• Negligence emerges in early 19th century
• Be a concept of strict liability
• Was not named negligent however in the cases there
was a recognised misconduct of acts or omissions –
words didn’t come into as negligent misstatements were
much more recent.
• Legal liability emerged in 1800s. “anyone who
undertakes any office, employment, trust or DUTY
contracts with those who employ or entrust him to
perform it with integrity, diligence and skill’’ >
• Focus on employes and employees. The duty was
orginially based on skill. Where one person contracted
with another they had a duty to carry out a certain level
or standard of performance expected of them.
• 1825 – industrialisation emerges – railways appear etc
and negligence Is on the rise
• Recognised as a separate area of wrong doing in the
1840s.
• INADVERTENT – no malicious intent – that is fraudulent
rather than negligent.
• Establishing negligence isn’t automatic bar to recovery –
criteria has got to be met.
• LEVEL of negligence irrelevant and damages aren’t
directly proportional to degree of negligence.
, Blythe v Birmingham Waterworks 1856
early days where we see the ‘reasonable man’ being
used. Says that a tort is committed a reasonable man
fails to do something ‘guided upon those considerations’

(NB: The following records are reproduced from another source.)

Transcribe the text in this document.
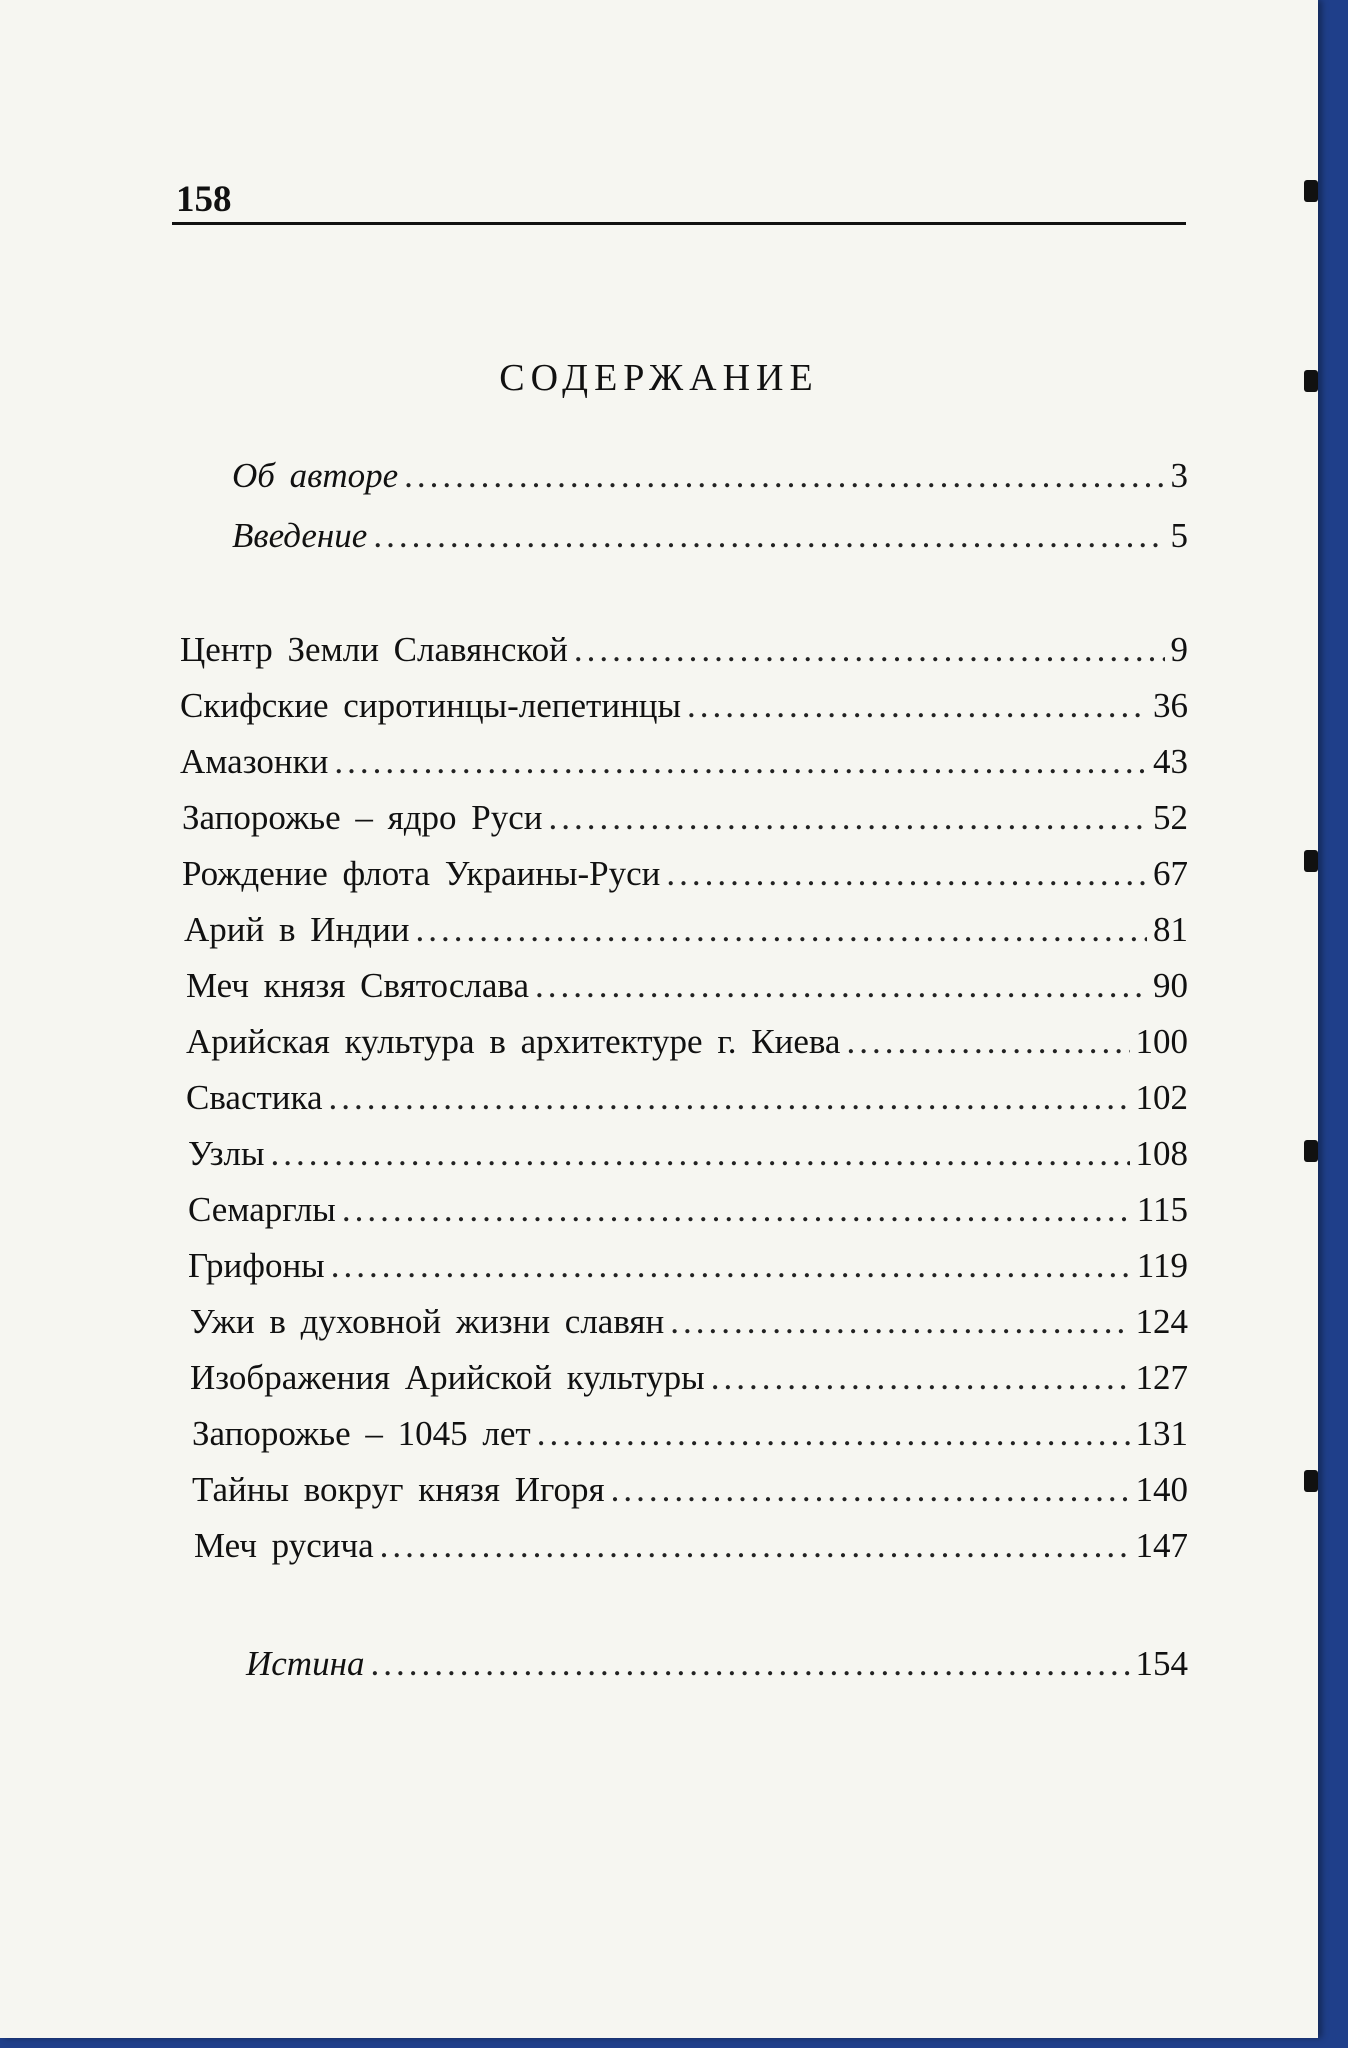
158
СОДЕРЖАНИЕ
Об авторе .....	3
Введение .....	5
Центр Земли Славянской .....	9
Скифские сиротинцы-лепетинцы .....	36
Амазонки .....	43
Запорожье – ядро Руси .....	52
Рождение флота Украины-Руси .....	67
Арий в Индии .....	81
Меч князя Святослава .....	90
Арийская культура в архитектуре г. Киева .....	100
Свастика .....	102
Узлы .....	108
Семарглы .....	115
Грифоны .....	119
Ужи в духовной жизни славян .....	124
Изображения Арийской культуры .....	127
Запорожье – 1045 лет .....	131
Тайны вокруг князя Игоря .....	140
Меч русича .....	147
Истина .....	154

which operate in the life of a normal person. OR does
something that a reasonable man would not do. Simple
and easy. Gets to the point.
However this means that everyone is liable to the world
at large.
Heaven v Pender 1883
The issue of duty arose earlier in the 1800s when it was
recognised that no one is liable to anyone unless there is
a duty of care between them. This case lay down a
proper ‘doctrinal basis’ for duty.
- when a person is placed in situation where they are
forced to have regard to another, they owe a duty which
is determined by asking if the ordinary man would
recognise that if he did not use ORDINARY CARE AND
SKILL – he would cause injury or damage to that other
person.
Here, a duty arises merely because you have another
person in your contemplation however it is not an
INCREASED standard of care or skill that you must apply
but I suppose it just saying that a consciousness of your
application of such care should surface.